Glazing steel doors is an instrumental part of the installation and requires precise blocking of the glass to ensure proper operation and weathertight seal. Prior to glazing it is suggested that operable panels are closed, and hardware engaged in the closed position. Add temporary shim underneath operable panel.
Determine the size and locations for the glass setting & edge blocks to center the glass in the opening. Glass should be set on two identical neoprene, EPDM, silicone, or other compatible elastomeric setting blocks with a Shore (Type) A durometer of 85+/-5. The width of setting blocks should be at least 1/8" (3 mm) wider than the glass thickness. The glass should be free to move within the glazing pocket without touching the frame. The glass should have adequate clearance around all edges, so it does not contact the framing system during static or dynamic conditions. A useful guide to follow in glazing doors is National Glass Association's GANA Glazing Manual.

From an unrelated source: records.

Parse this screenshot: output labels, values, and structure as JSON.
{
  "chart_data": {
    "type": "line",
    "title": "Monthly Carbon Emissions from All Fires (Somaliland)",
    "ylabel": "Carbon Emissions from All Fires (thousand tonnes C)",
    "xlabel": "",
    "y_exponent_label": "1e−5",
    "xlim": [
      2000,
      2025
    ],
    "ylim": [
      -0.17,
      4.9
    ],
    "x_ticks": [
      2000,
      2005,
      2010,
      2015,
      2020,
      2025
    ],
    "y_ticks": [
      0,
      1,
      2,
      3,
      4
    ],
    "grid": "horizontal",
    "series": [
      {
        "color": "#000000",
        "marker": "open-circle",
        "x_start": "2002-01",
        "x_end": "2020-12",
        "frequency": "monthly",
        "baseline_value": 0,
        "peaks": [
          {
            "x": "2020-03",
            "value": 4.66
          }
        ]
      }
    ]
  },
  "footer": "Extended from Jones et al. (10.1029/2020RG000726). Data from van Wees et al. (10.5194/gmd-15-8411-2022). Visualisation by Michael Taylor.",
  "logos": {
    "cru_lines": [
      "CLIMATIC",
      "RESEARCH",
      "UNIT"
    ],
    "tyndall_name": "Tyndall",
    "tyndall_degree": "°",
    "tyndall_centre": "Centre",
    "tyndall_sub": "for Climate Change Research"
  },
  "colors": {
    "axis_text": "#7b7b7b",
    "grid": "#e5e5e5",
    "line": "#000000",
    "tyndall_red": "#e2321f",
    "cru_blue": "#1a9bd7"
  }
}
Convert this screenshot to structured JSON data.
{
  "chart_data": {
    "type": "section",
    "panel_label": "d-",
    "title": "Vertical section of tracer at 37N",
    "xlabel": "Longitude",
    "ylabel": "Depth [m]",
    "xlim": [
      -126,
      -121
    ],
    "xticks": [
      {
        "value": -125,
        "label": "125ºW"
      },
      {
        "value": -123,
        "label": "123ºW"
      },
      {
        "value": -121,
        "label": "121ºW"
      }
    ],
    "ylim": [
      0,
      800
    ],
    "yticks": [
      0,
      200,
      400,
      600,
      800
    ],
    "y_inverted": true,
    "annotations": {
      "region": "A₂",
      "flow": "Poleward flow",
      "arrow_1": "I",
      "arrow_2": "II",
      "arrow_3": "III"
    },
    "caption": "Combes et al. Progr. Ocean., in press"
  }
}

Place setting and edge blocks only in the locations as shown in the illustration below.
Remove the protective tape from the glazing tape.
Insert the glass, centering it in the opening, and gently press it against the glazing tape.
Usually, the glazing beads are held in place by clips pre-attached to the door frame. Snap the glazing beads into the clips between the glass and the frame. Consult the window manufacturer for instructions about the sequence of installing glazing beads.
Install the rubber glazing gasket between the glass and the glazing beads. It helps to use a mild soap or an ammonia free glass cleaner as a lubricant to install the rubber gasket. If simulated divided lites (SDL's) are present, they can be applied to the glass. Cap bead the SDL's.
Apply a cap bead of silicone sealant to the outside surface of the glass where it meets the frame.
AFTER THE DOOR IS INSTALLED
If steel doors are properly installed and maintained, it is possible for them to last the life of the building. After the door is installed, verify that the door operates correctly. Handles, locks, and throw bolts (if required) should be checked for proper operation and should move freely. Door vents must operate smoothly and close tightly. Rubber weather seals should not have any nicks, tears, or cuts. Check to make sure that weather seals are sealing properly on all sides of doors. Make any adjustments necessary or as recommended by the door manufacturer. Any scratches or digs in the paint finish should be repaired with touch up paint as recommended by the door manufacturer. Make sure all drill shavings are removed as they will rust and mar the paint finish.
Check to make sure that any drain holes in the outer frame sill are clear and unobstructed to insure correct weather performance.
Once the door operates satisfactorily, clean the door using a mild non-alkaline soap and warm water, applied with a sponge or soft cloth. Rinse with clear water.